Nigel De Jong et Mark Van Bommel, deux beaux spécimens. — SIPA

Pour faire bien, en société, on dit qu’on les déteste. Mais en vrai ce n’est pas aussi simple. Le frisson qui nous parcourt l’échine dans l’attente de leur prochain coup bas fait partie des plaisirs coupables de la vie. Le football néerlandais, ce n’est pas que Cruyff, Van Basten, Bergkamp et Sneijder. Il ne serait rien sans ses « bad cops » des pelouses, les Van Bommel, De Jong, Boulahrouz, Davids, Koeman ou Stam, qui ont eux aussi marqué l’histoire de la sélection.

Les deux premiers, chacun dans leur genre, font partis de tous les bons « top 10 des bouchers du football ». Nigel De Jong a sûrement chez lui une salle pour ses trophées de chasse, ornée de cotes de Xabi Alonso, d’une jambe de Ben Arfa et d’une cheville d’un joueur de MLS qui n’avait rien demandé. Mark Van Bommel est lui champion du monde ad vitam de pourrissement de match, entre insultes, crocs-en-jambe par-derrière et yeux de biche à l’arbitre.

Yaaaaaaaaaaaaaaaaaaaa.
Yaaaaaaaaaaaaaaaaaaaa. - CARL DE SOUZA / AFP

C’est souvent à la limite, parfois révoltant (personne ne peut cautionner les agressions de ce cher Nigel), mais d’un certain côté indispensable. « C’est vrai qu’ils ont toujours pu compter sur un joueur pour faire le sale boulot, et après faire tourner le ballon pour le total football, estime Edouard Duplan, un Français expatrié en Eredivisie depuis neuf ans. Mais c’était des joueurs qui sortaient du schéma. Ce n’est pas quelque chose qu’ils cultivent. »
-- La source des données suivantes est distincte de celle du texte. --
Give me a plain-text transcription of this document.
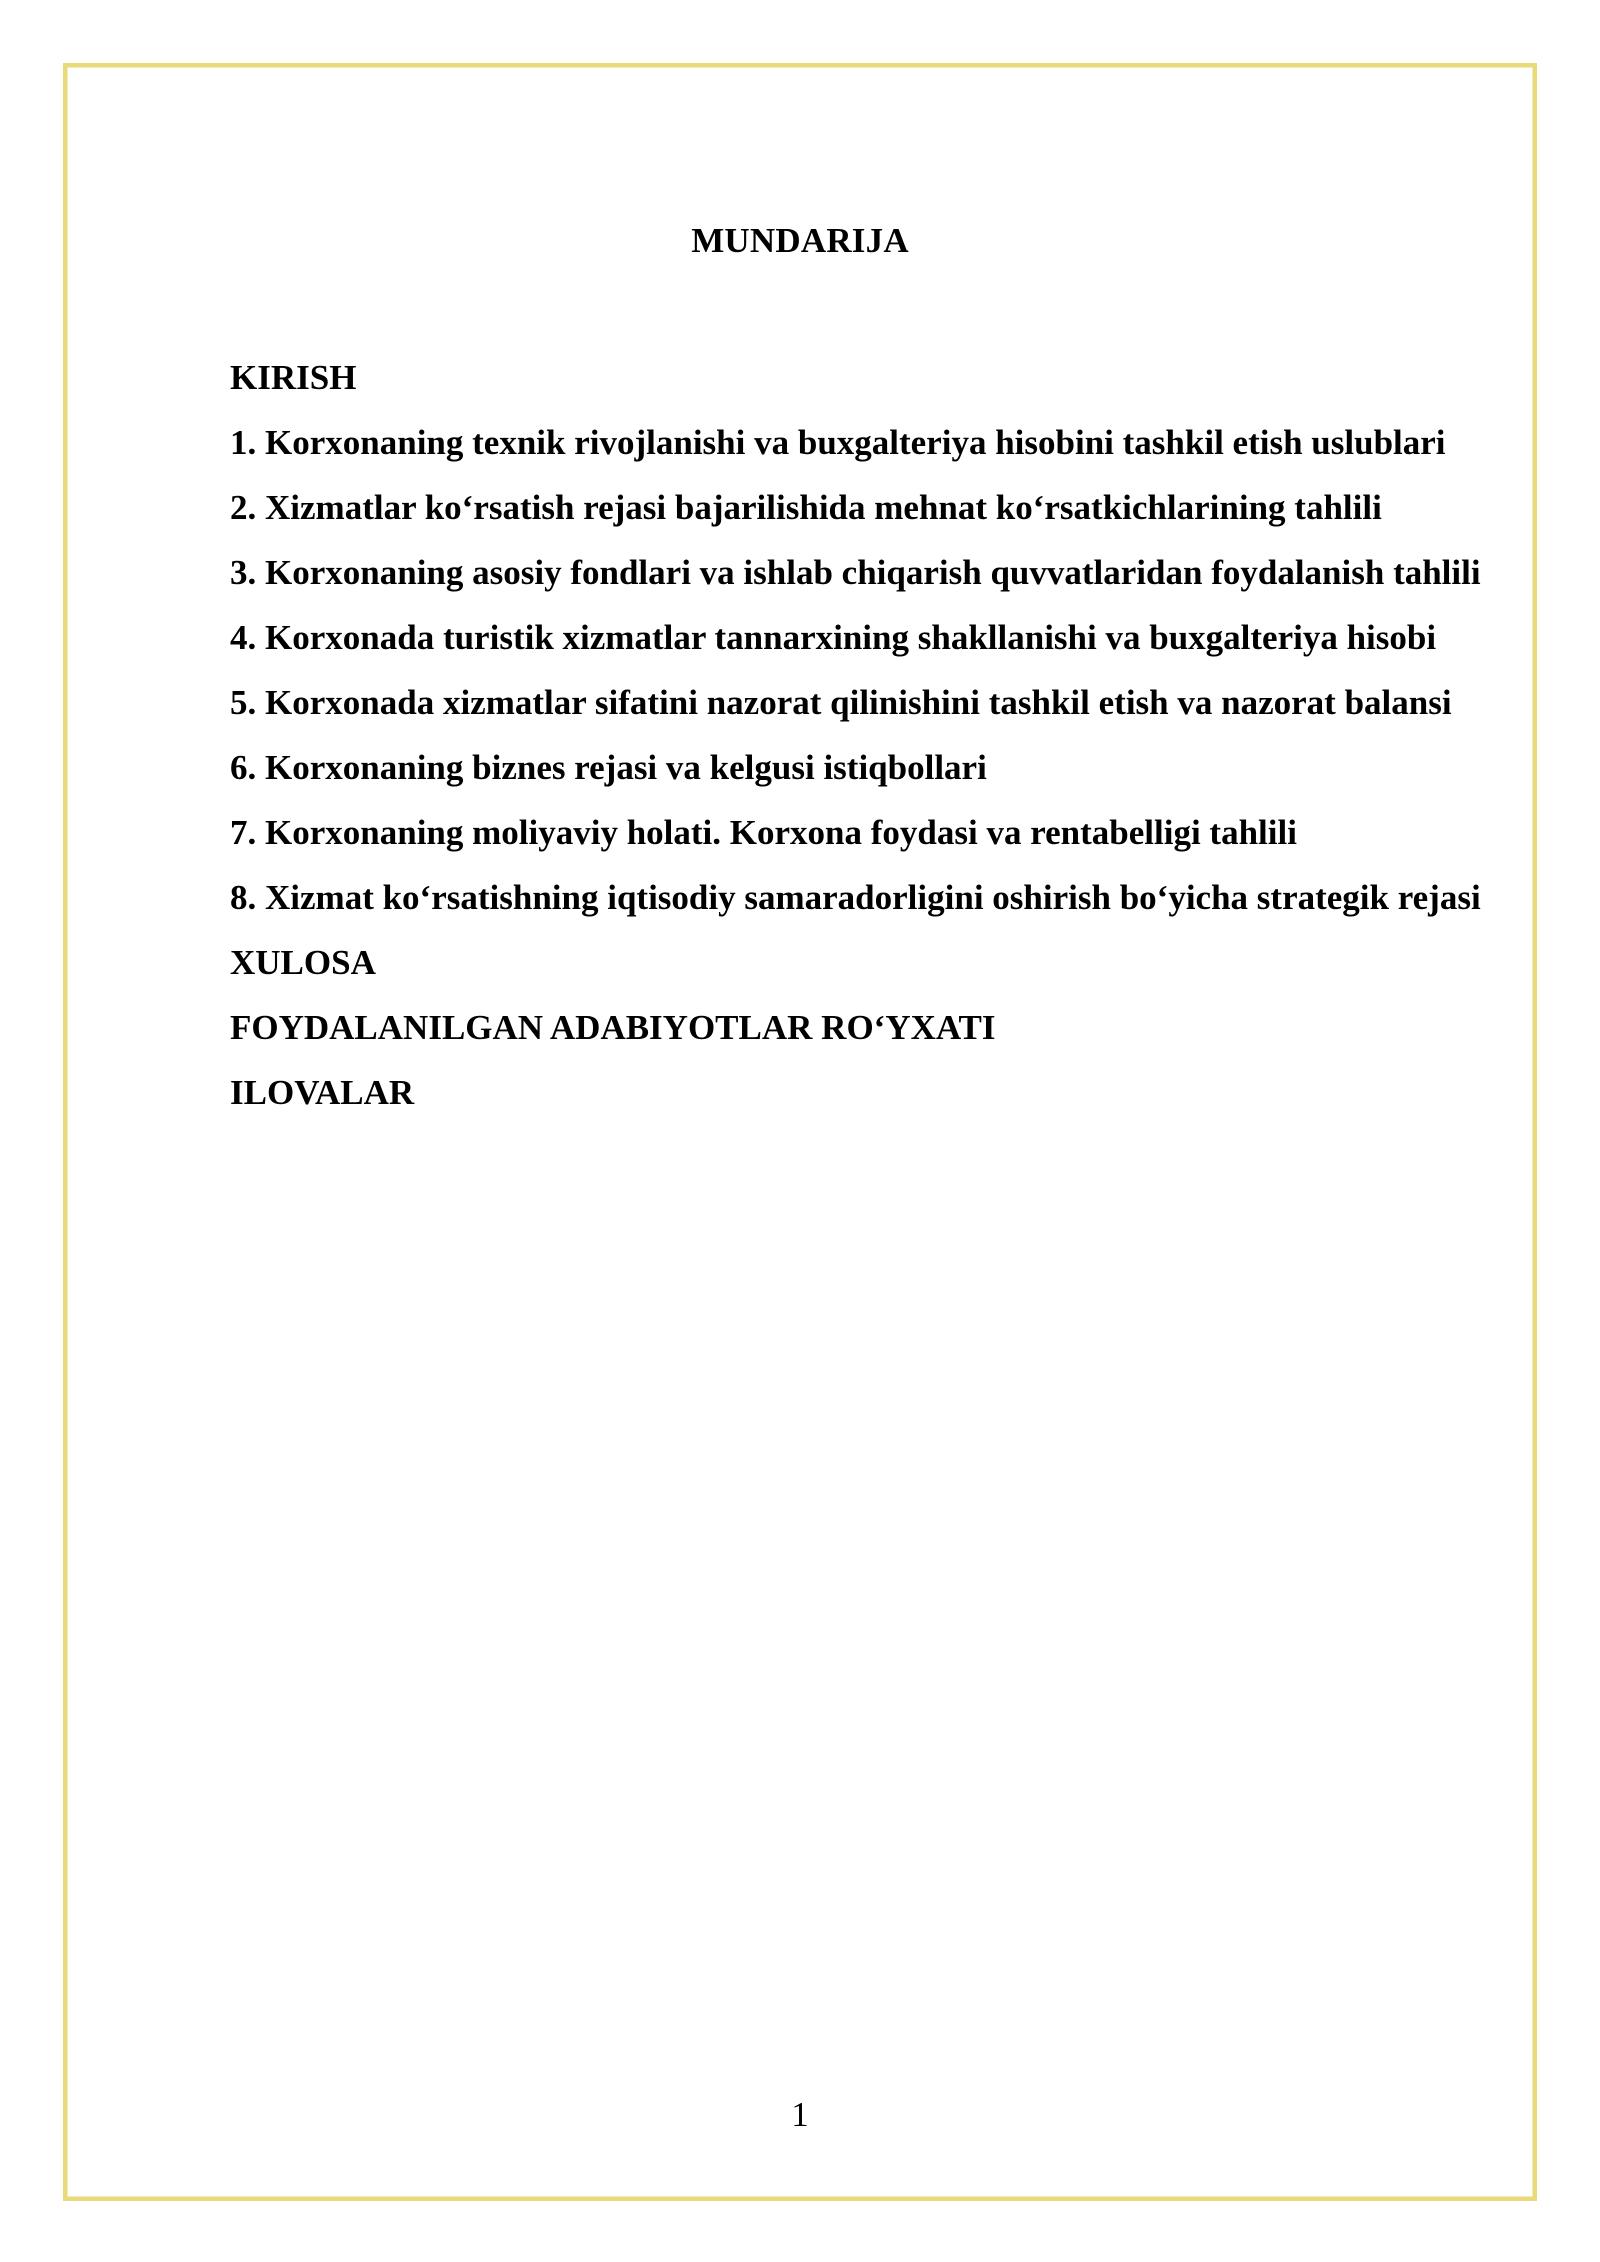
MUNDARIJA
KIRISH
1. Korxonaning texnik rivojlanishi va buxgalteriya hisobini tashkil etish uslublari
2. Xizmatlar ko‘rsatish rejasi bajarilishida mehnat ko‘rsatkichlarining tahlili
3. Korxonaning asosiy fondlari va ishlab chiqarish quvvatlaridan foydalanish tahlili
4. Korxonada turistik xizmatlar tannarxining shakllanishi va buxgalteriya hisobi
5. Korxonada xizmatlar sifatini nazorat qilinishini tashkil etish va nazorat balansi
6. Korxonaning biznes rejasi va kelgusi istiqbollari
7. Korxonaning moliyaviy holati. Korxona foydasi va rentabelligi tahlili
8. Xizmat ko‘rsatishning iqtisodiy samaradorligini oshirish bo‘yicha strategik rejasi
XULOSA
FOYDALANILGAN ADABIYOTLAR RO‘YXATI
ILOVALAR
1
Le problème, c’est qu’aujourd’hui, le terrain est en friche. « Il y a Strootman quand même, le voilà votre méchant hollandais », rétorque en souriant Addick Koot, l’ancien joueur de Cannes et du Losc. C’est vrai que le Romain avait le profil (dans une version light, tout de même), mais ses genoux en mousse l’ont contraint à deux années quasi blanches entre 2014 et 2016. S’il est de retour après avoir enfin enchaîné les matchs la saison dernière, il n’a pas chez les Orenje le rôle qui lui était promis à ses débuts. Les autres sélectionnés pour affronter les Bleus sont trop jeunes, ou pas de cette trempe.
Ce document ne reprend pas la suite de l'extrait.